粘桿司的人和強盜軍團終于各自退走,現場只剩商隊眾人。
所有人都松了口氣,武士們各自坐倒在地,好像從鬼門關走了一遭一樣。
花獨秀看雷鳴炰一直打量自己,苦笑道:“炰兄,看不出來,你藏的好深啊?”
雷鳴炰說:“彼此彼此,能在兩個大高手和幾十個粘桿司校尉圍攻下不落下乘的人,當真是少見。”
花獨秀說:“今天這一架打得好,咱們也可以開誠布公了。”
雷鳴炰笑道:“我是你倆的向導嘛,從今天起,咱們就是朋友了。”
花獨秀說:“嘉嘉,咱們交了一個朋友,你干嘛呢,過來啊。
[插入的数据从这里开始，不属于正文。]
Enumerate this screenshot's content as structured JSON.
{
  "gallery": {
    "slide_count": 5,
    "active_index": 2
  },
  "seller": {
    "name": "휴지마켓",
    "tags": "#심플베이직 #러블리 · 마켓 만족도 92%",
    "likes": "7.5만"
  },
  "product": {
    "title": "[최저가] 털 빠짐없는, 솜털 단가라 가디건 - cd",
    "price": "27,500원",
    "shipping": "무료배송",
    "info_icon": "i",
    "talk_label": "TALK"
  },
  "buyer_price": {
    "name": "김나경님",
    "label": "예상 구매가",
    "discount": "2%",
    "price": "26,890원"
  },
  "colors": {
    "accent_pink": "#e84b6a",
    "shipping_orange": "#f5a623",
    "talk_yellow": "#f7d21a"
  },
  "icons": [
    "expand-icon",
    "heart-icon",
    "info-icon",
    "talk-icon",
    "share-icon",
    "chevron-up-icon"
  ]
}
”
沈利嘉正從地上撿起那些沒被踩爛的銀票,抖了抖上面灰土,一臉的心疼:
“唉,窮家富路,姐夫,你這一抖手把票子都扔了,咱們后面吃什么,喝什么?還交朋友,交朋友就不吃飯,不喝酒了嗎?”
花獨秀,雷鳴炰:“……”
一番整頓,商隊繼續南下,快速離開這里。
花獨秀三人依舊是坐在他們馬車里,吃吃喝喝的閑聊。
經過這番大戰,花獨秀三人雖然并沒有陷入太大危險,但彼此都展現出完全的實力,身上秘密都展露出一二,如今再次坐在同一個車廂里,身上秘密光環便褪去很多。
花獨秀和沈利嘉一通吹噓:“嘉嘉,你還是得苦練本領啊,你看炰弟多厲害,境界又高,速度又快,若是炰弟也去參加武道大會,妥妥的能進八強!不,進四強都有希望!”
沈利嘉說:“可不咋地!黑鐵塔多厲害啊,我好幾拳打在他身上,就跟打在一塊鐵疙瘩上一樣,沒咋地!”
“炰兄厲害,竟然鉆到他懷里去,一招就制服了黑鐵塔!”
花獨秀大點其頭:“可不!我在遠處看的真切,炰弟的身法絕對是頂級的,連我的雙眼都差點沒跟上,了不起啊。”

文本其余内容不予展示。